Homili Paus Fransiskus pada Upacara Konsistori Pengangkatan Kardinal Baru – 27 Agustus 2022

Kata-kata Yesus, di tengah-tengah Injil Lukas, menusuk kita seperti anak panah: “Aku datang untuk melemparkan api ke bumi dan betapakah Aku harapkan, api itu telah menyala!” (Luk. 12:49).

Dalam perjalanan bersama murid-murid-Nya menuju Yerusalem, Tuhan mengumumkan hal ini dalam gaya nubuatan yang khas, menggunakan dua gambaran: api dan baptisan (lih. 12:49-50). Dia akan membawa api ke dunia; baptisan yang akan diterima-Nya sendiri.
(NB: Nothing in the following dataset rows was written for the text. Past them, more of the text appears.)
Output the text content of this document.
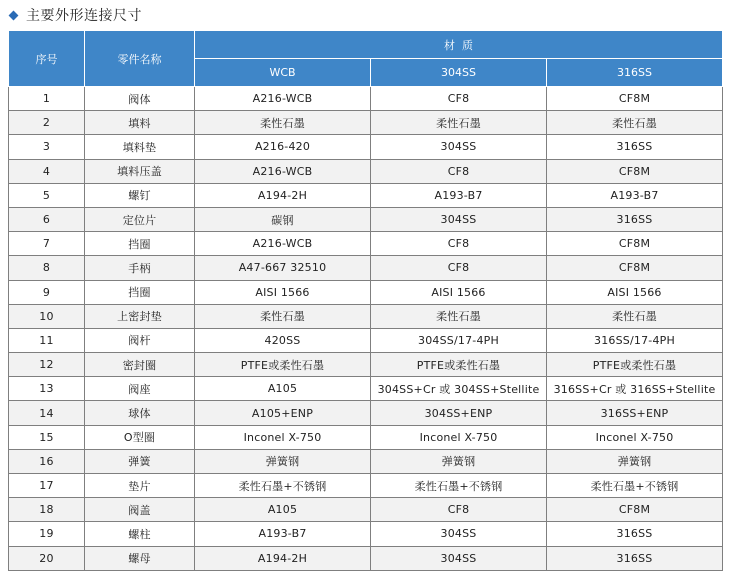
主要外形连接尺寸
序号	零件名称	材  质		
		WCB	304SS	316SS
1	阀体	A216-WCB	CF8	CF8M
2	填料	柔性石墨	柔性石墨	柔性石墨
3	填料垫	A216-420	304SS	316SS
4	填料压盖	A216-WCB	CF8	CF8M
5	螺钉	A194-2H	A193-B7	A193-B7
6	定位片	碳钢	304SS	316SS
7	挡圈	A216-WCB	CF8	CF8M
8	手柄	A47-667 32510	CF8	CF8M
9	挡圈	AISI 1566	AISI 1566	AISI 1566
10	上密封垫	柔性石墨	柔性石墨	柔性石墨
11	阀杆	420SS	304SS/17-4PH	316SS/17-4PH
12	密封圈	PTFE或柔性石墨	PTFE或柔性石墨	PTFE或柔性石墨
13	阀座	A105	304SS+Cr 或 304SS+Stellite	316SS+Cr 或 316SS+Stellite
14	球体	A105+ENP	304SS+ENP	316SS+ENP
15	O型圈	Inconel X-750	Inconel X-750	Inconel X-750
16	弹簧	弹簧钢	弹簧钢	弹簧钢
17	垫片	柔性石墨+不锈钢	柔性石墨+不锈钢	柔性石墨+不锈钢
18	阀盖	A105	CF8	CF8M
19	螺柱	A193-B7	304SS	316SS
20	螺母	A194-2H	304SS	316SS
Biarkan saya mengambil gambar api, nyala api yang kuat dari Roh Allah, Allah sendiri, sebagai “api yang menghanguskan” (Ul. 4:24; Ibr. 12:29). Cinta yang penuh gairah yang memurnikan, meregenerasi, dan mengubah segala sesuatu. Api ini – tetapi juga “baptisan” ini – terungkap sepenuhnya dalam misteri Paskah Kristus, ketika Dia, seperti tiang api, membuka jalan menuju kehidupan melalui lautan gelap dosa dan kematian.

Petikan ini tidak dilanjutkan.